I guess all the tellers met at the Comfort Inn to toast JJ's memory -- and wer ethere until 2 or 3 in the morning. she is a real loss, folks; we have discussed this on the list before. Died way before her time of cancer.
None of the stories were short enough to post, Rich. I am sorry I missed Bill Harley; he is hysterical. some of you may have heard a piece or 3 of his on NPR; they buy some of his work.
The no-dry-eyes for me came when the tent I had parked in all Saturday afternoon to hear Ray Hicks discovered he was not there due to illness. (People in the tent he was to perform in in the morning knew this already.) Ed Stivener, a near stand-up comic from the Philly area filled in for him, as people had been doing for Johnny Moses, a Native American teller from my neck of the woods had to cancel due to illness (heart attack at 49, folks, if you want something to give you pause. Ack.)

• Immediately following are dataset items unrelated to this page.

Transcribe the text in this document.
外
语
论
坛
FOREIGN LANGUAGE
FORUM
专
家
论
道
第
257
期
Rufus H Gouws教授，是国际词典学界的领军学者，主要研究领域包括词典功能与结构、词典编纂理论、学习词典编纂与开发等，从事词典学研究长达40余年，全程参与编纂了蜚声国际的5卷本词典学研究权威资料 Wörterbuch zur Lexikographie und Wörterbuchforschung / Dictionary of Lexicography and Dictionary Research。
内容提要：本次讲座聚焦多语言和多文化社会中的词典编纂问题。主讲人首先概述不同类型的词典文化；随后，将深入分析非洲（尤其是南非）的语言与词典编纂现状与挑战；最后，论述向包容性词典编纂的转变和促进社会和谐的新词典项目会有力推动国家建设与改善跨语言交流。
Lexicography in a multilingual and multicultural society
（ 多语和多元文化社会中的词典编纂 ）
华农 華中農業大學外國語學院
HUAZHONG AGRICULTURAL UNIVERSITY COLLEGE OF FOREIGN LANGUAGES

Anyway, Ed did a set, and called up Ray's Wife Rosa to sing with him a bit, and as she was leaving the stage, he asked, And Ray will be all right, right? He'll be fine? I guess no one had clued him in to the fact that every year. it is the question, we have to go hear Ray because it may be the last time.
Anyway, Rosa seemed so startled by the question, she just blurted out the truth: Oh no, I think he's going downhill.
Stunned silence.
Ed said, Let us take a moment for Ray, and bowed his head. Then he quietly started in on "Hard times come again no more," with his banjo.
Think good thoughts in Ray Hicks' direction, folks.